Now for the thought question: Why is stocks-to-use falling as harvest rolls along? Recall the US harvest was estimated by NASS to be 15% complete as of September 28, with the most recent government guess to be 72% completed as of October 25 and the next update possibly showing 90% complete as of November 1. Keep in mind stocks-to-use takes into account all aspects of supply and demand, which is what makes it the key to fundamental analysis. In the case of 2020-2021 corn:
Based on my calculation of 2019-2020 ending stocks-to-use of 12.8%, as compared to USDA’s “final” 14.4%, 2020-2021 beginning stocks were smaller than reported.

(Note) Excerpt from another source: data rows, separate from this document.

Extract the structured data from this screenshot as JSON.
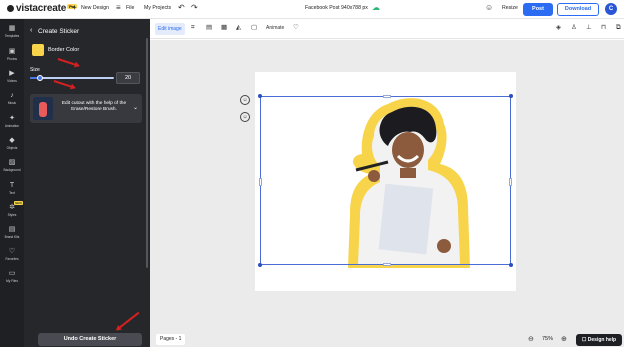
{
  "topbar": {
    "brand": "vistacreate",
    "pro_badge": "Pro",
    "new_design": "New Design",
    "file": "File",
    "my_projects": "My Projects",
    "doc_title": "Facebook Post 940x788 px",
    "resize": "Resize",
    "post": "Post",
    "download": "Download",
    "avatar_letter": "C",
    "accent_color": "#2b6cf2"
  },
  "rail": {
    "items": [
      {
        "label": "Templates",
        "icon": "templates-icon"
      },
      {
        "label": "Photos",
        "icon": "photos-icon"
      },
      {
        "label": "Videos",
        "icon": "videos-icon"
      },
      {
        "label": "Music",
        "icon": "music-icon"
      },
      {
        "label": "Animation",
        "icon": "animation-icon"
      },
      {
        "label": "Objects",
        "icon": "objects-icon"
      },
      {
        "label": "Background",
        "icon": "background-icon"
      },
      {
        "label": "Text",
        "icon": "text-icon"
      },
      {
        "label": "Styles",
        "icon": "styles-icon"
      },
      {
        "label": "Brand Kits",
        "icon": "brand-kits-icon"
      },
      {
        "label": "Favorites",
        "icon": "favorites-icon"
      },
      {
        "label": "My Files",
        "icon": "my-files-icon"
      }
    ],
    "new_badge": "NEW"
  },
  "panel": {
    "title": "Create Sticker",
    "border_color_label": "Border Color",
    "border_color": "#f7d44a",
    "size_label": "Size",
    "size_value": "20",
    "size_fraction": 0.12,
    "tip_text": "Edit cutout with the help of the Erase/Restore Brush.",
    "undo_label": "Undo Create Sticker"
  },
  "toolbar": {
    "edit_image": "Edit image",
    "animate": "Animate"
  },
  "footer": {
    "pages": "Pages - 1",
    "zoom": "75%",
    "design_help": "Design help"
  }
}
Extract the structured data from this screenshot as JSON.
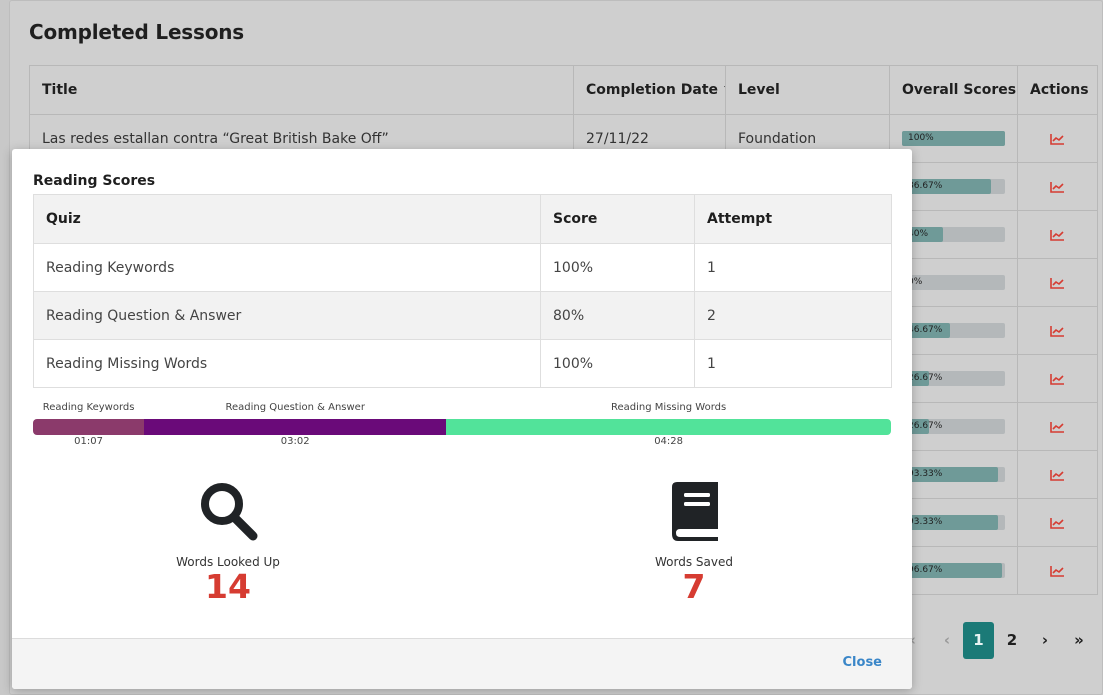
{
  "page": {
    "title": "Completed Lessons",
    "columns": [
      "Title",
      "Completion Date",
      "Level",
      "Overall Scores",
      "Actions"
    ],
    "rows": [
      {
        "title": "Las redes estallan contra “Great British Bake Off”",
        "date": "27/11/22",
        "level": "Foundation",
        "score_label": "100%",
        "score": 1.0
      },
      {
        "title": "",
        "date": "",
        "level": "",
        "score_label": "86.67%",
        "score": 0.8667
      },
      {
        "title": "",
        "date": "",
        "level": "",
        "score_label": "40%",
        "score": 0.4
      },
      {
        "title": "",
        "date": "",
        "level": "",
        "score_label": "0%",
        "score": 0.0
      },
      {
        "title": "",
        "date": "",
        "level": "",
        "score_label": "46.67%",
        "score": 0.4667
      },
      {
        "title": "",
        "date": "",
        "level": "",
        "score_label": "26.67%",
        "score": 0.2667
      },
      {
        "title": "",
        "date": "",
        "level": "",
        "score_label": "26.67%",
        "score": 0.2667
      },
      {
        "title": "",
        "date": "",
        "level": "",
        "score_label": "93.33%",
        "score": 0.9333
      },
      {
        "title": "",
        "date": "",
        "level": "",
        "score_label": "93.33%",
        "score": 0.9333
      },
      {
        "title": "",
        "date": "",
        "level": "",
        "score_label": "96.67%",
        "score": 0.9667
      }
    ],
    "action_icon": "trend-chart-icon",
    "pagination": {
      "first": "«",
      "prev": "‹",
      "pages": [
        "1",
        "2"
      ],
      "active": "1",
      "next": "›",
      "last": "»"
    }
  },
  "modal": {
    "heading": "Reading Scores",
    "columns": {
      "quiz": "Quiz",
      "score": "Score",
      "attempt": "Attempt"
    },
    "rows": [
      {
        "quiz": "Reading Keywords",
        "score": "100%",
        "attempt": "1"
      },
      {
        "quiz": "Reading Question & Answer",
        "score": "80%",
        "attempt": "2"
      },
      {
        "quiz": "Reading Missing Words",
        "score": "100%",
        "attempt": "1"
      }
    ],
    "timeline": [
      {
        "label": "Reading Keywords",
        "time": "01:07",
        "seconds": 67,
        "color": "#8b3a6b"
      },
      {
        "label": "Reading Question & Answer",
        "time": "03:02",
        "seconds": 182,
        "color": "#6a0a79"
      },
      {
        "label": "Reading Missing Words",
        "time": "04:28",
        "seconds": 268,
        "color": "#52e39a"
      }
    ],
    "stats": [
      {
        "label": "Words Looked Up",
        "value": "14",
        "icon": "search-icon"
      },
      {
        "label": "Words Saved",
        "value": "7",
        "icon": "book-icon"
      }
    ],
    "close_label": "Close"
  },
  "colors": {
    "accent": "#1b7a77",
    "bar_fill": "#6f9a98",
    "stat_value": "#d63c32",
    "close_link": "#3a86c8",
    "trend_icon": "#d63c32"
  }
}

Given the continued strength of the cmdty National Corn Basis Index (NCBI, weighted national average basis), we can make the assumption 2020 production is smaller than projected.
The NCBI also suggests demand continues to run stronger than normal with:
- Cattle on Feed for both September 1 and October 1 were reportedly 4% larger than the previous year, with September placements up 7% from the previous year.
- Cash SRW wheat continues to run almost $2.00 above the NCPI, meaning wheat won’t likely replace corn in feed rations.
- Yet in its October Supply and Demand report, USDA estimated feed demand for corn to decrease 7% from the previous marketing year.
- The latest weekly export shipment numbers showed total corn shipments of 241.1 mb (through Thursday, October 22, putting the official marketing year estimate at 1.935 bb as compared to USDA’s October estimate of 2.325 bb.
- The same week the previous marketing year showed total shipments of 142.6 mb
- Ethanol demand for corn remains a huge question mark, possibly depending on the outcome of the upcoming US Presidential Election.
The bottom line is supplies are tighter than reported and feed demand is much stronger than estimated. This is pulling on available US stocks at this time.